Goodman symposium discusses the future of accounting

With an increasing number of processes becoming automated in the accounting profession, the human experience is becoming more important than ever, says leading academics in the field.

The need for critical thinking and communication skills was a reoccurring topic of discussion Friday, Feb. 21 at the Future of Accounting Symposium hosted by the CPA Ontario Centre for Public Policy at Brock University’s Goodman School of Business.

Andrew Gaudes, Dean of the School, welcomed more than 100 accountants, academics and students by recalling discussions he’s had with fellow Deans of business schools from around the world.

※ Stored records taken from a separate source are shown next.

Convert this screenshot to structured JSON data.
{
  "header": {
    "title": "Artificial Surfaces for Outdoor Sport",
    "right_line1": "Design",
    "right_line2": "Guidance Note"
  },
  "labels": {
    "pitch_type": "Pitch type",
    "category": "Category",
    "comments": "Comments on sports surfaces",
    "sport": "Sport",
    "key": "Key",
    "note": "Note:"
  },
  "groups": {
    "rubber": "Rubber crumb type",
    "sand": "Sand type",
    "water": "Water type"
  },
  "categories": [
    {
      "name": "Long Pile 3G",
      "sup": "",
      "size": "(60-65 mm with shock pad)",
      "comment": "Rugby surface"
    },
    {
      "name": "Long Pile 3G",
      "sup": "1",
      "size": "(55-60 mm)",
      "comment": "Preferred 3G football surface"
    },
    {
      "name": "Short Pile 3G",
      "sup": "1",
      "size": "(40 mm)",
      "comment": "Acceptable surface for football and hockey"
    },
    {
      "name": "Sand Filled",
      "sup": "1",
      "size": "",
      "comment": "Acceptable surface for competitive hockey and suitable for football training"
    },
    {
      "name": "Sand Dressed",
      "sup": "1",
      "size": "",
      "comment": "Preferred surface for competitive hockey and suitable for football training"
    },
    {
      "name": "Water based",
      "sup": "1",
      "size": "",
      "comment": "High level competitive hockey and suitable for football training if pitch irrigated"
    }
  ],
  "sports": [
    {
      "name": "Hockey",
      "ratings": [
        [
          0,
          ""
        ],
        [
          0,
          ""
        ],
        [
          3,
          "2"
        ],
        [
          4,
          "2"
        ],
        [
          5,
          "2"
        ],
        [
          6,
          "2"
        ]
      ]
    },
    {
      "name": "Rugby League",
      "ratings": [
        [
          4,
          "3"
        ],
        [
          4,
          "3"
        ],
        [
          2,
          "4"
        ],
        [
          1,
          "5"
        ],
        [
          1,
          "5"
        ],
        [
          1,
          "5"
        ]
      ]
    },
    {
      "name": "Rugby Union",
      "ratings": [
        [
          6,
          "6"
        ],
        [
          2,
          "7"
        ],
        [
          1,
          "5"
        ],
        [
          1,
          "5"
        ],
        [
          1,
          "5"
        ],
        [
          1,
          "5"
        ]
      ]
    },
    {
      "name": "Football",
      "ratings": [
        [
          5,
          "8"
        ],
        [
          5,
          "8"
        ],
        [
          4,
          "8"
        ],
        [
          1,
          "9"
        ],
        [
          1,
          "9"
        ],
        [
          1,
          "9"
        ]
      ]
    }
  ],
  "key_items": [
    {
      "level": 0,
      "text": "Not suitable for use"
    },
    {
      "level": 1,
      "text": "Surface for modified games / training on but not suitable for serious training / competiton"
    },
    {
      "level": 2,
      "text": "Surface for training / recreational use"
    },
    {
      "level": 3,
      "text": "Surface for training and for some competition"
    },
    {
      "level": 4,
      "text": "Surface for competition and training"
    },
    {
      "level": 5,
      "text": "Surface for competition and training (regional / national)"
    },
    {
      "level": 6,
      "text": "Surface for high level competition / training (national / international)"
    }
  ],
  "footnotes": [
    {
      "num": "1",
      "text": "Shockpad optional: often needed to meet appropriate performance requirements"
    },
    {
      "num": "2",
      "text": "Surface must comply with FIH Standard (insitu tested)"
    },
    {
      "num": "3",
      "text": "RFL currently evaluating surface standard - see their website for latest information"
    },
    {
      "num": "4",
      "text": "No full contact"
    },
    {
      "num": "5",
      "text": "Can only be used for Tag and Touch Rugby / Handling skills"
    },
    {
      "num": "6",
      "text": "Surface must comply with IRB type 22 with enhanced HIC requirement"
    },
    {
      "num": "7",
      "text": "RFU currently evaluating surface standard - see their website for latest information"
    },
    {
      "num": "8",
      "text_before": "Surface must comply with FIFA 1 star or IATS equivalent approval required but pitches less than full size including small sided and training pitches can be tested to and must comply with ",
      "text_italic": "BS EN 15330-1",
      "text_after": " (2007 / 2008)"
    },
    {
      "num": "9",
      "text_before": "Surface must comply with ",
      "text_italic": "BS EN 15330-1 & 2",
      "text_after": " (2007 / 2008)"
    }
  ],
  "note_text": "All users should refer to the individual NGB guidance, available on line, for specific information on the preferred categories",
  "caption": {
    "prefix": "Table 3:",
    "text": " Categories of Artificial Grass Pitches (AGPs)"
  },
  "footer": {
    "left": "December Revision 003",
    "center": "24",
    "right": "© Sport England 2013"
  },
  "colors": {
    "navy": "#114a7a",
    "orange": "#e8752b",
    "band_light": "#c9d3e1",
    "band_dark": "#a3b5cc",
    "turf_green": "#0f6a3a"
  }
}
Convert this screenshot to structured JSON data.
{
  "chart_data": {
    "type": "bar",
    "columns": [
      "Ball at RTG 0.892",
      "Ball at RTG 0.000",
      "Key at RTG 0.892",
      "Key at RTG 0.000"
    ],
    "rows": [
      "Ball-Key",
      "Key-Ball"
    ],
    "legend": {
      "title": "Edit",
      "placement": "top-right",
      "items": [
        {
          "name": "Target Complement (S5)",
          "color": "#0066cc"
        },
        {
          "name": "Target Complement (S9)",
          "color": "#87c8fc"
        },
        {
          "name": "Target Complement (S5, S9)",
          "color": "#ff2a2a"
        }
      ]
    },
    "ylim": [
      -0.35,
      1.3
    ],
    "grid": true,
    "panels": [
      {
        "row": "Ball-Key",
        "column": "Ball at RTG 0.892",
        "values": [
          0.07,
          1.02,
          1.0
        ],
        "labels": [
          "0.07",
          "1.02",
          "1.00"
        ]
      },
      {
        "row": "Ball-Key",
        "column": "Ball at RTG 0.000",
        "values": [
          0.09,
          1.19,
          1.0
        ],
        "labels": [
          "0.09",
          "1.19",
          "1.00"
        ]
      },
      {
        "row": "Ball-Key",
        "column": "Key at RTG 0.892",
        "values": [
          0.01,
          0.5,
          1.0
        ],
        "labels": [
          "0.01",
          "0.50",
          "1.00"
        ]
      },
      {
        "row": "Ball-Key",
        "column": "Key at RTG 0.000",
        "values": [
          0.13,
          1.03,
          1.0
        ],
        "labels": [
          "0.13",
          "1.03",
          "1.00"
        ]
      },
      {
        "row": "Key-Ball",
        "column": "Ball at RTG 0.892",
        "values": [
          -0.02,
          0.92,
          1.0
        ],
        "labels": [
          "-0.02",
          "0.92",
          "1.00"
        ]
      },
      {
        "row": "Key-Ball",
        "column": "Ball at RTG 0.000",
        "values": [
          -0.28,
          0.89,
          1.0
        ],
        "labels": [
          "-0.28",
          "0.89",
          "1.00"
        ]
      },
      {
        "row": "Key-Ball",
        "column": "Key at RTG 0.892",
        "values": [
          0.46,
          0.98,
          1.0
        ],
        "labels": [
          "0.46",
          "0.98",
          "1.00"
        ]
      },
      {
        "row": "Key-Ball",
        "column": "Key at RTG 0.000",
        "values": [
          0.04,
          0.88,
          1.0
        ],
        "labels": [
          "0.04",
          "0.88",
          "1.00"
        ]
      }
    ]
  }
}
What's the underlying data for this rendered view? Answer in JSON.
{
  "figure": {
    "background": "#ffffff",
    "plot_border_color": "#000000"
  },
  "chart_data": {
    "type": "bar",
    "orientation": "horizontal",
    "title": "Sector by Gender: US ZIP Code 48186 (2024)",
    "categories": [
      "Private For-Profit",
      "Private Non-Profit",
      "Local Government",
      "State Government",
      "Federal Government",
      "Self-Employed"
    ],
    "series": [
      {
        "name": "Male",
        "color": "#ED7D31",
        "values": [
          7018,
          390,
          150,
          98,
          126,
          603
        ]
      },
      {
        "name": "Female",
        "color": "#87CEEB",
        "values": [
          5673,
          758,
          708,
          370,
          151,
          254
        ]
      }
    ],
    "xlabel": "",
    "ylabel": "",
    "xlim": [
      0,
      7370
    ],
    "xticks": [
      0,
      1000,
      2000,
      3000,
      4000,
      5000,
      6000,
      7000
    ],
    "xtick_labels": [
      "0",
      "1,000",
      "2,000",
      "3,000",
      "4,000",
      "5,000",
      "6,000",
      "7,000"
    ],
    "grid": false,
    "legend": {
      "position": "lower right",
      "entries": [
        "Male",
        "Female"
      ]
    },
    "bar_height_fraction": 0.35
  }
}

“Employers are looking for people who can engage and adapt quickly in fast-paced world,” he said. “It’s not about the technical skillset as much it is about the human experience. As educators, we’re looking to provide opportunities for students to develop critical thinking and emotional intelligence, while still addressing students’ educational interests, such as innovation, data analytics and sustainability.”

The symposium featured a mixture of presentations and panel discussions from practitioners and academics from across Canada. Topics ranged from analytics and social issues to innovative technology, such as artificial intelligence.

During a panel discussion about the future of accounting Goodman grad Mark Squire (BAcc ’05, MAcc ’07), Partner with Crawford, Smith and Swallow Inc., said automation benefits entry level accounting professionals because it eliminates the boring and menial tasks.

“Entry level positions are starting at a higher level than ever before,” he said. “As a co-op student, I did a lot of data-entry. Now, co-op students jump right into the exciting parts of analysis, interpretation and discussing results with clients.”

Goodman Professor Jennifer Li, Director of the CPA Ontario Centre for Public Policy and Innovation in Accounting and lead organizer for the event, said although automation and new technologies are scary for some, there is potential for accounting professionals to take on new roles in the industry.

“Artificial intelligence may improve assurance quality; however, there will be a need to ensure the technology is working properly and ethically,” she said. “We’re all confused about technology’s implications about the future of accounting. The symposium was one way to face the issue head on, get a bit uncomfortable and share ideas for how we can all move forward for the overall betterment of the industry.”